A pessoa que atendemos se queixava de sentir um buraco no peito, na região do plexo solar, sente esse buraco pulsar como se fosse um coração, e acreditava ter algum bloqueio energético no local, onde inclusive sente dor se apertar. Ao nos conectarmos com a situação, o médium viu um tubo conectado ao peito dessa pessoa, onde havia mesmo um buraco, que era o chacra do plexo solar, manipura, por onde a energia dele estava sendo drenada. Esse tubo ia dar aos pés de um deus indiano azul que estava sentado tranquilamente num trono.

O que aconteceu num passado remoto, antes de Cristo, foi que nasceu uma criança num vilarejo com um buraco no peito, bem na região onde fica o plexo solar, um buraco parecendo uma fenda vertical, como uma vagina, e um tio da criança, muito esperto e ganancioso, aplicou para as pessoas do local que aquilo era um sinal de abundância, que a criança tinha tanta energia em seu peito que seu corpo não conseguia resistir e se abrira.
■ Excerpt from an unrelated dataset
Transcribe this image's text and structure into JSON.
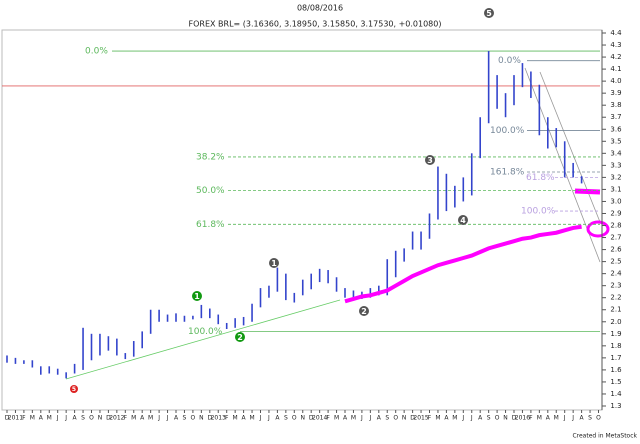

As pessoas começaram a adorar a criança e a lhe fazer pedidos e oferendas, pois tudo que dessem para a criança eles foram levados a acreditar que receberiam em abundância. A criança foi crescendo e passou a ser cultuada como um deus vivo e o tio principalmente se beneficiando com as coisa que eram ofertadas a essa criança divina. Mas como era uma deficiência esse buraco no peito a criança acabou morrendo quando estava com uns 7 anos de idade, mas o tio fez uma estátua e continuou estimulando as pessoas, que agora vinham de vários locais, até distantes, para fazer oferendas para essa criança divina.

Os séculos foram passando e aquele espírito ainda continuava no astral sem reencarnar, conectado a mais de três milhões de pessoas, tinha muita energia. Ele conseguiu se associar à imagem de alguma divindade hindu da abundância, provavelmente o Ganesha, e passou a receber parte da energia dos devotos desse deus. No astral ele não tinha mais a forma de uma criança, mas de um homem adulto, e estava conectado com mais de três milhões de pessoas encarnadas, o suficiente para ficar sem reencarnar por milênios.

Essa pessoa que atendemos foi o tio desse espírito naquela vida e foi o tio quem criou esse deus, por isso ele tinha uma ligação tão forte com ele a ponto de ter um tubo ligando o chacra dessa pessoa à esse ser, pois o tio criou a divindade da criança para se beneficiar materialmente. A criança divina, atualmente já um adulto, teve a mente apagada, foi desconectado de seus milhões de devotos, e vai voltar ao ciclo reencarnatório, vai brincar conosco na roda do Samsara.